Tuesday, August 4, 2009

Cash For Clunkers, Day 11 (or 34?)

Update: The House has approved another $2,000,000 in funding for the program, but the Senate must approved as well, and before the recess starts on Friday. The margin of approval in the House indicates a popularity too great for the Senate to fight, so they seem likely to approve.

Besides the Unemployment extensions, this seems to be the first bailout program that directly benefits the average family. Other bailout money has gone to banks, car manufacturers, and government contractors, all a bit outside the mainstream. In a mostly consumer economy, helping the mainstream consumers will be the most effective stimulus.

KQED's Forum just had a show on the subject. The Harvard economics professor seemed only concerned about the debt the US was incurring for this stimulus program, but not for any of the other programs. Cash for Clunkers has used a billion, is waiting for the approval of two more, and even if there is another extension, it is likely to be less than for 10 total. Haven't the other bailouts been in the range of tens or even hundreds of billions? And that professor wants to gainsay even a small step towards equality?

His main plea was for a gas tax. I often wonder about people who appeal for such highly unpopular and unlikely strategies. Are they really hoping nothing will change, like Bush Jr. and his hydrogen research?

In any case, I sure will not miss those SUVs and trucks that are mostly being replaced by regular cars. We should all watch for changes in auto fatalities in the next year, along with reductions in the US trade deficit stemming from reduced oil demand.

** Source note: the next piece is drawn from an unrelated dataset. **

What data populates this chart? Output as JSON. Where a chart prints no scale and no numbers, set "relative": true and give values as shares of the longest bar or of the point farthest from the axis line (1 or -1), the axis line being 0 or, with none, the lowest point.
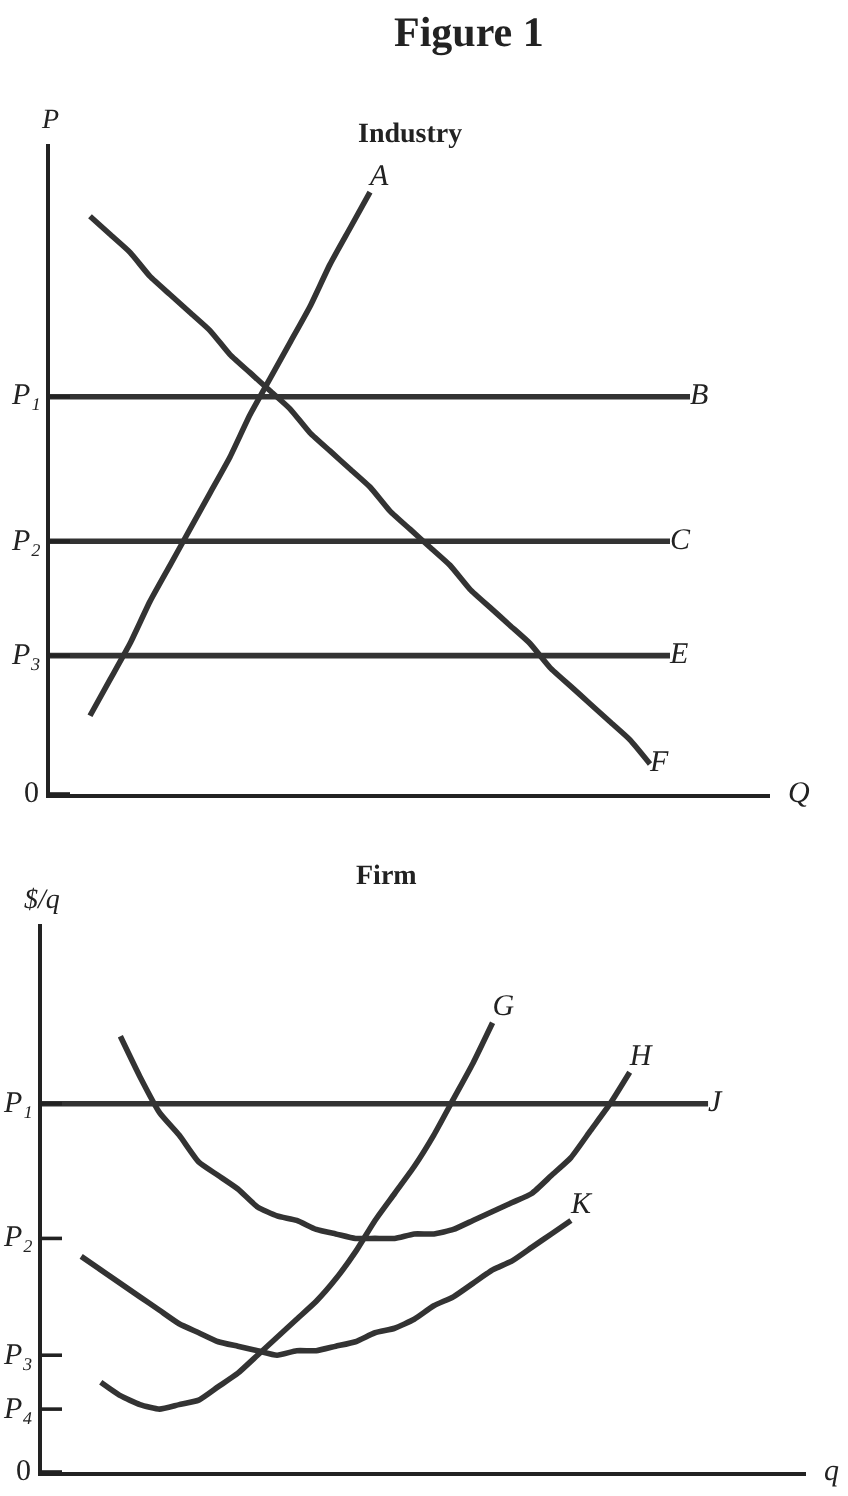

In fact, we should recommend our congressmen offer a second round of the program: if the economy continues to flounder, we will help the average family while saving oil; and if the economy picks up, the qualifications can require greater mileage improvements. Removing these gas guzzlers from the roads will go a long way towards energy independence. And don't forget that the rest of the world will see that the US has finally gotten off its good intentions and done something measurable. We might go into the next round of climate talks with a lot more clout & credibility.

I personally think that this sustainability program is one of the best for how it mixes public and private sector benefits. It will be a frequently cited example of efforts that improve both the environment and the economy.